IV. DISPOSITIVO E TESE
Rejeitadas as preliminares e parcialmente provido o recurso de apelação apenas para reduzir a pena de multa imposta a cada um dos réus, mantida, no mais, a condenação pelo crime de lavagem de dinheiro, bem como as medidas de perdimento de bens e sequestro de valores. Prejudicada a preliminar de conversão do feito em diligência com a remessa dos autos ao órgão ministerial para a propositura de ANPP.
Tese de julgamento: “1. O crime de lavagem de dinheiro é autônomo em relação à infração penal subjacente, bastando a existência de indícios suficientes de sua ocorrência para a configuração do delito previsto no art. 1º da Lei nº 9.613/1998. 2. A aquisição de bens em nome de interposta pessoa, sem capacidade financeira compatível, constitui meio idôneo de ocultação e dissimulação da origem ilícita de valores. 3. Nos crimes de lavagem de dinheiro admite-se a configuração do dolo eventual, inclusive mediante aplicação da teoria da cegueira deliberada. 4. Os frutos civis de bens adquiridos com proveito de infração penal também se submetem às medidas de sequestro e perdimento.”
Legislação relevante citada: CF/1988, art. 109, V; CP, arts. 18, I, 68, 70, 71 e 91, II, “b”; CPP, arts. 41, 118, 120 e 123; Lei nº 9.613/1998, arts. 1º, 2º, §1º, 4º e 7º, I.
Jurisprudência relevante citada: STF, Ext 1598/DF, Rel. Min. Edson Fachin, Segunda Turma, j. 07.05.2020; STF, AP 470/MG, Rel. Min. Joaquim Barbosa, Plenário, j. 17.12.2012; STF, HC 165036, Rel. Min. Edson Fachin, Segunda Turma, j. 09.04.2019; STF, HC 132179, Rel. Min. Dias Toffoli, Segunda Turma, j. 26.09.2017; STF, Rcl 28147 AgR, Rel. Min. Luiz Fux, Primeira Turma, j. 28.11.2017; STJ, RHC 94.233/RN, Rel. Min. Nefi Cordeiro, Sexta Turma, j. 21.08.2018; STJ, AgRg no REsp 1.793.377/PR, Rel. Min. Jesuíno Rissato, Quinta Turma, j. 15.03.2022; STJ, RHC 106.107/BA, Rel. Min. Ribeiro Dantas, Quinta Turma, j. 25.06.2019; TRF3, HC 0033971-34.2012.4.03.0000, Rel. Juiz Convocado Paulo Domingues, Primeira Turma, j. 22.10.2013; TRF3, HC 5029387-23.2018.4.03.0000, Rel. Des. Fed. Fausto De Sanctis, 11ª Turma, j. 24.04.2019; TRF3, ApCrim 5006141-69.2020.4.03.6000, Rel. Des. Fed.

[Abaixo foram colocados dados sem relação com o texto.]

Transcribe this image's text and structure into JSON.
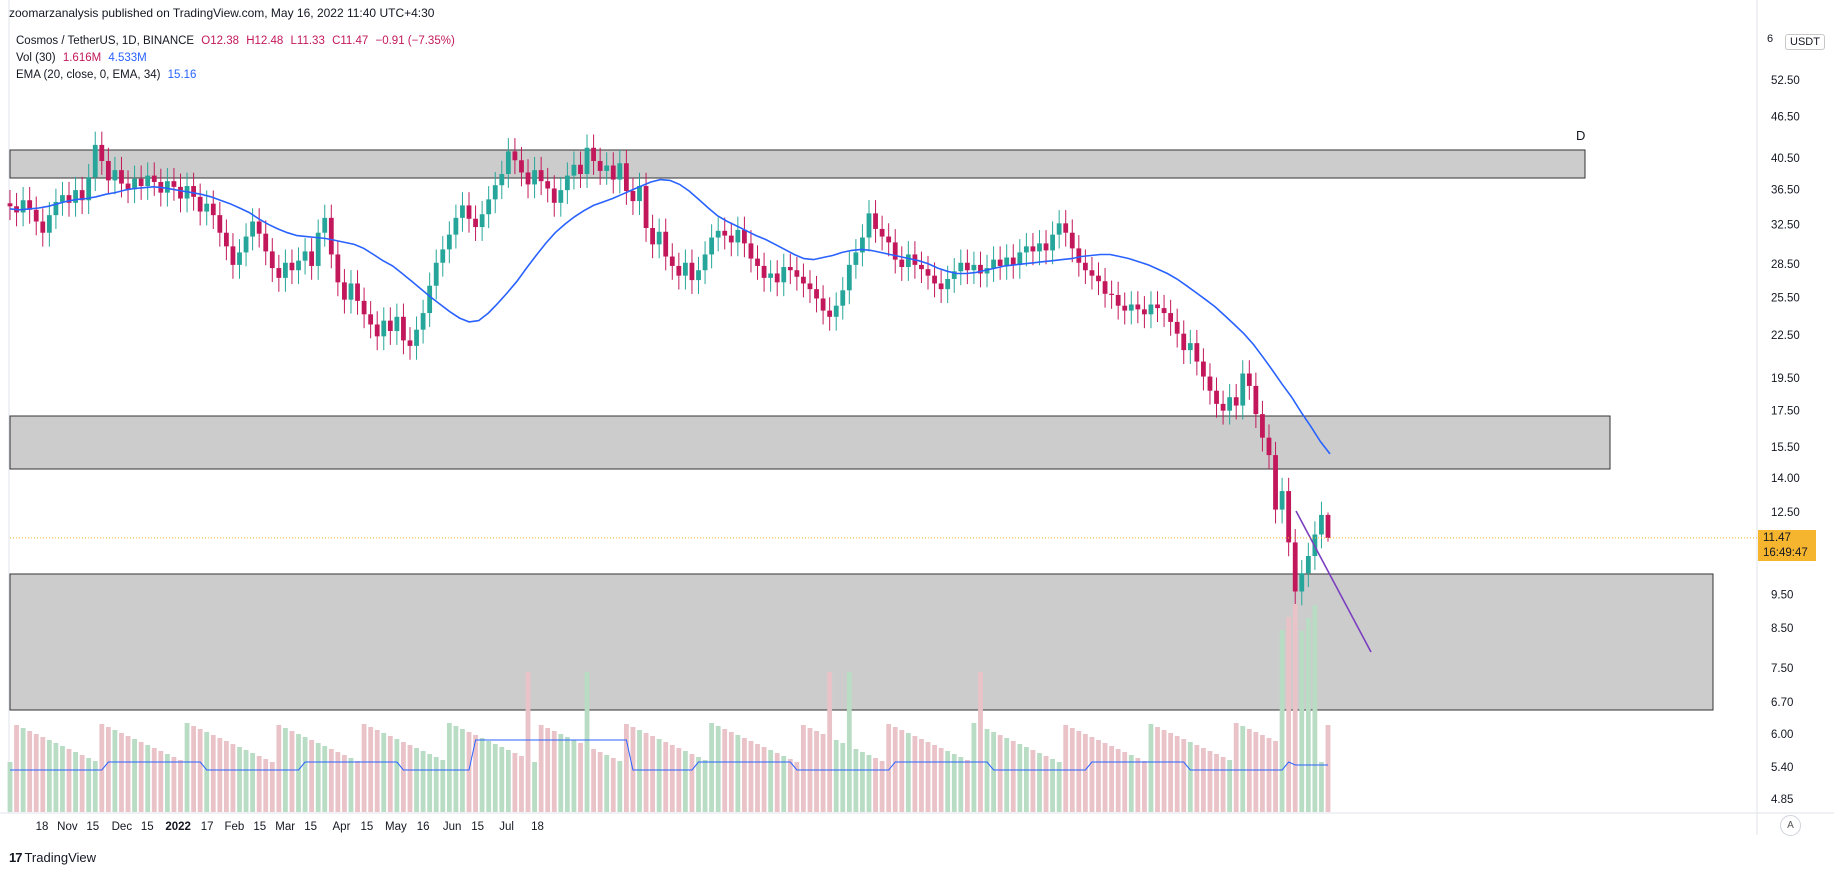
{
  "header": {
    "publisher_line": "zoomarzanalysis published on TradingView.com, May 16, 2022 11:40 UTC+4:30"
  },
  "legend": {
    "symbol": "Cosmos / TetherUS, 1D, BINANCE",
    "open": "O12.38",
    "high": "H12.48",
    "low": "L11.33",
    "close": "C11.47",
    "change": "−0.91 (−7.35%)",
    "vol_label": "Vol (30)",
    "vol_value": "1.616M",
    "vol_ma": "4.533M",
    "ema_label": "EMA (20, close, 0, EMA, 34)",
    "ema_value": "15.16"
  },
  "price_axis": {
    "unit": "USDT",
    "top_partial": "6",
    "current_price": "11.47",
    "countdown": "16:49:47"
  },
  "annotation": {
    "zone_label": "D"
  },
  "footer": {
    "brand": "TradingView",
    "auto_label": "A"
  },
  "colors": {
    "up": "#26a69a",
    "down": "#c2185b",
    "ema": "#2962ff",
    "zone_fill": "#cccccc",
    "trendline": "#7b3fbf",
    "price_tag": "#f5b52f",
    "vol_up": "#b9dcc4",
    "vol_down": "#e9c3c8"
  },
  "chart_data": {
    "type": "candlestick",
    "title": "Cosmos / TetherUS, 1D, BINANCE",
    "y_scale": "log",
    "y_ticks": [
      "52.50",
      "46.50",
      "40.50",
      "36.50",
      "32.50",
      "28.50",
      "25.50",
      "22.50",
      "19.50",
      "17.50",
      "15.50",
      "14.00",
      "12.50",
      "9.50",
      "8.50",
      "7.50",
      "6.70",
      "6.00",
      "5.40",
      "4.85"
    ],
    "x_ticks": [
      "18",
      "Nov",
      "15",
      "Dec",
      "15",
      "2022",
      "17",
      "Feb",
      "15",
      "Mar",
      "15",
      "Apr",
      "15",
      "May",
      "16",
      "Jun",
      "15",
      "Jul",
      "18"
    ],
    "x_tick_dates": [
      "2021-10-18",
      "2021-11-01",
      "2021-11-15",
      "2021-12-01",
      "2021-12-15",
      "2022-01-01",
      "2022-01-17",
      "2022-02-01",
      "2022-02-15",
      "2022-03-01",
      "2022-03-15",
      "2022-04-01",
      "2022-04-15",
      "2022-05-01",
      "2022-05-16",
      "2022-06-01",
      "2022-06-15",
      "2022-07-01",
      "2022-07-18"
    ],
    "last": {
      "open": 12.38,
      "high": 12.48,
      "low": 11.33,
      "close": 11.47
    },
    "closes": [
      34.5,
      33.8,
      35.2,
      34.1,
      32.8,
      31.6,
      33.5,
      35.0,
      35.8,
      34.9,
      36.4,
      35.2,
      38.0,
      42.3,
      40.1,
      37.6,
      38.9,
      37.2,
      36.5,
      37.8,
      36.9,
      38.2,
      37.4,
      36.1,
      37.5,
      36.8,
      35.4,
      36.9,
      35.6,
      33.9,
      34.8,
      33.5,
      31.6,
      30.2,
      28.4,
      29.6,
      31.2,
      32.8,
      31.5,
      29.7,
      28.1,
      27.2,
      28.6,
      27.9,
      28.8,
      29.7,
      28.3,
      31.6,
      33.2,
      29.4,
      26.8,
      25.3,
      26.7,
      25.2,
      24.1,
      23.3,
      22.4,
      23.6,
      22.8,
      23.9,
      22.1,
      21.7,
      22.9,
      24.2,
      26.5,
      28.6,
      29.9,
      31.4,
      33.2,
      34.6,
      33.1,
      32.2,
      33.6,
      35.3,
      37.0,
      38.4,
      41.4,
      40.2,
      38.6,
      37.1,
      38.9,
      37.5,
      36.6,
      34.9,
      36.4,
      38.2,
      39.6,
      38.4,
      41.9,
      40.1,
      38.8,
      39.5,
      37.7,
      39.8,
      36.3,
      35.1,
      36.9,
      32.1,
      30.4,
      31.7,
      29.2,
      28.3,
      27.4,
      28.6,
      27.0,
      27.9,
      29.4,
      31.1,
      31.8,
      31.3,
      30.6,
      31.9,
      30.5,
      29.0,
      28.3,
      27.2,
      27.6,
      26.8,
      28.2,
      27.9,
      27.3,
      26.7,
      26.2,
      25.4,
      24.4,
      23.9,
      24.8,
      26.1,
      28.4,
      29.6,
      31.1,
      33.7,
      32.0,
      31.2,
      30.6,
      28.9,
      28.2,
      29.4,
      28.4,
      28.0,
      27.4,
      26.7,
      26.2,
      27.1,
      27.8,
      28.6,
      27.9,
      28.4,
      27.6,
      28.1,
      28.9,
      28.3,
      29.1,
      28.4,
      29.6,
      30.2,
      29.7,
      30.5,
      29.8,
      31.4,
      32.6,
      31.6,
      30.0,
      28.6,
      27.9,
      27.4,
      26.9,
      25.8,
      25.7,
      24.8,
      24.4,
      24.9,
      24.5,
      24.1,
      24.9,
      24.6,
      24.2,
      23.5,
      22.6,
      21.4,
      21.9,
      20.6,
      19.6,
      18.7,
      17.9,
      17.5,
      18.3,
      17.8,
      19.8,
      19.0,
      17.3,
      16.0,
      15.1,
      12.6,
      13.4,
      11.3,
      9.6,
      10.2,
      10.8,
      11.6,
      12.38,
      11.47
    ],
    "ema20": [
      34.2,
      34.1,
      34.2,
      34.3,
      34.5,
      34.8,
      35.1,
      35.3,
      35.4,
      35.6,
      35.9,
      36.1,
      36.4,
      36.6,
      36.7,
      36.8,
      36.7,
      36.5,
      36.3,
      36.1,
      35.9,
      35.6,
      35.2,
      34.8,
      34.3,
      33.8,
      33.1,
      32.5,
      32.0,
      31.6,
      31.3,
      31.2,
      31.1,
      31.0,
      30.8,
      30.6,
      30.4,
      30.0,
      29.4,
      28.8,
      28.3,
      27.6,
      26.9,
      26.2,
      25.5,
      24.9,
      24.3,
      23.8,
      23.5,
      23.6,
      24.2,
      25.0,
      25.9,
      26.9,
      28.1,
      29.3,
      30.5,
      31.6,
      32.5,
      33.3,
      34.0,
      34.6,
      35.0,
      35.4,
      35.9,
      36.4,
      36.9,
      37.4,
      37.7,
      37.6,
      37.1,
      36.3,
      35.3,
      34.3,
      33.4,
      32.8,
      32.3,
      31.8,
      31.3,
      30.9,
      30.4,
      29.9,
      29.4,
      29.0,
      28.9,
      29.1,
      29.3,
      29.6,
      29.8,
      29.9,
      29.8,
      29.6,
      29.4,
      29.2,
      29.0,
      28.8,
      28.5,
      28.1,
      27.8,
      27.6,
      27.6,
      27.7,
      27.9,
      28.1,
      28.3,
      28.4,
      28.5,
      28.6,
      28.7,
      28.8,
      28.9,
      29.0,
      29.2,
      29.3,
      29.4,
      29.4,
      29.2,
      29.0,
      28.7,
      28.4,
      28.0,
      27.6,
      27.1,
      26.5,
      25.9,
      25.3,
      24.7,
      24.0,
      23.3,
      22.6,
      21.8,
      20.9,
      20.0,
      19.1,
      18.3,
      17.4,
      16.6,
      15.8,
      15.16
    ]
  }
}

Fausto De Sanctis, 11ª Turma, j. 14.06.2021.
ACÓRDÃO
Vistos e relatados estes autos em que são partes as acima indicadas, A Décima Primeira Turma, por unanimidade, decidiu REJEITAR AS PRELIMINARES suscitadas pela defesa, ficando prejudicada a preliminar de conversão do feito em julgamento para a propositura de Acordo de Não Persecução Penal, bem como DAR PARCIAL PROVIMENTO à Apelação interposta pelos réus tão somente para reduzir a pena de multa de cada um dos réus para 11 (onze) dias-multa, nos termos do relatório e voto que ficam fazendo parte integrante do presente julgado.